In 1850 he followed the director of the Egyptian Medizinalwesens appointed Wilhelm Griesinger as an assistant to Cairo, where he became chief physician at various hospitals. He also taught at the Medical University of Cairo and is subsequently appointed in 1855 professor of anatomy and to Major.

In March 1862 he accompanied Duke Ernst II of Saxe -Coburg and Gotha in his trip to Egypt and treated while the typhus wife Alexandrine of Baden. He infected himself and died a few weeks later in Cairo.

In his home town Sigmaringen a school and a pharmacy are named after the physician.

Research

Major scientific merits Bilharz acquired as Helminthologe ( Explorers of worm diseases). He describes 1851 in written communications Distomum haematobium, a worm whose eggs he has detected in the urine of patients and their larvae in the waters of the Nile. The anatomist Heinrich Meckel Hemsbach (1822-1856) named in 1856 in honor of the discoverer of this type Bilharzia haematobia.

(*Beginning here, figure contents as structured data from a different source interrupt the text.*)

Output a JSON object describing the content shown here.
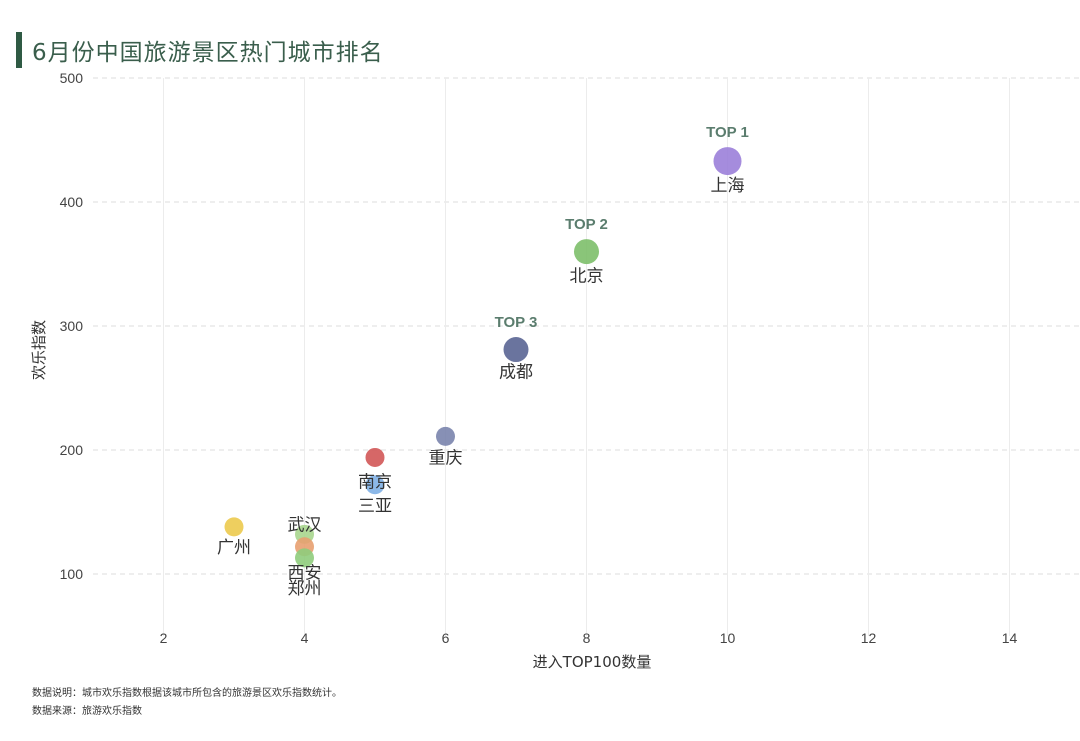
{
  "title": "6月份中国旅游景区热门城市排名",
  "notes": {
    "description": "数据说明：城市欢乐指数根据该城市所包含的旅游景区欢乐指数统计。",
    "source": "数据来源：旅游欢乐指数"
  },
  "chart_data": {
    "type": "scatter",
    "title": "6月份中国旅游景区热门城市排名",
    "xlabel": "进入TOP100数量",
    "ylabel": "欢乐指数",
    "xlim": [
      1,
      15
    ],
    "ylim": [
      50,
      500
    ],
    "xticks": [
      2,
      4,
      6,
      8,
      10,
      12,
      14
    ],
    "yticks": [
      100,
      200,
      300,
      400,
      500
    ],
    "grid": true,
    "points": [
      {
        "name": "上海",
        "x": 10,
        "y": 433,
        "color": "#9b7fd9",
        "rank": "TOP 1",
        "size": "large"
      },
      {
        "name": "北京",
        "x": 8,
        "y": 360,
        "color": "#7dbf6a",
        "rank": "TOP 2",
        "size": "medium"
      },
      {
        "name": "成都",
        "x": 7,
        "y": 281,
        "color": "#5a6594",
        "rank": "TOP 3",
        "size": "medium"
      },
      {
        "name": "重庆",
        "x": 6,
        "y": 211,
        "color": "#7a84ad",
        "rank": "",
        "size": "small"
      },
      {
        "name": "南京",
        "x": 5,
        "y": 194,
        "color": "#d25656",
        "rank": "",
        "size": "small"
      },
      {
        "name": "三亚",
        "x": 5,
        "y": 172,
        "color": "#7fb0e6",
        "rank": "",
        "size": "small"
      },
      {
        "name": "广州",
        "x": 3,
        "y": 138,
        "color": "#ecca4e",
        "rank": "",
        "size": "small"
      },
      {
        "name": "武汉",
        "x": 4,
        "y": 132,
        "color": "#a8d68e",
        "rank": "",
        "size": "small"
      },
      {
        "name": "西安",
        "x": 4,
        "y": 122,
        "color": "#e8a070",
        "rank": "",
        "size": "small"
      },
      {
        "name": "郑州",
        "x": 4,
        "y": 113,
        "color": "#8fcc7c",
        "rank": "",
        "size": "small"
      }
    ]
  }
}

As a result, the clinical picture of the then widespread in Africa Blutharnruhr was referred to as " schistosomiasis ". Through its discovery, it was first possible to successfully treat the disease after its onset. During the First World War, the term has been replaced by the term schistosomiasis in the context of politically motivated purge the English language of German loan words and names, the generic name Bilharzia was displaced by the 1858 David Friedrich Weinland introduced genus name Schistosoma. The causative agent of urogenital schistosomiasis Schistosoma haematobium is called today. This language regime, the German -speaking Medicine has joined after the Second World War with a view of the inevitable internationalization of technical terminology.

1857 Bilharz wrote a highly regarded book on the electric organ of the dither catfish. In Egypt, he undertook research next trips on which he described, among others, an African Salmer as a new species ( valid today as Brycinus macrolepidotus Valenciennes, 1849).

Writings

  • Alestes macrolepidotus, a new Nilfisch. Proceedings of the Mathematics and Natural Sciences class of the Imperial Academy of Sciences ( Vienna). 9 (1852 ): 169-172.
  • The electrische organ of the dither catfish, anatomically described by Theodor Bilharz. Engelmann, Leipzig 1857.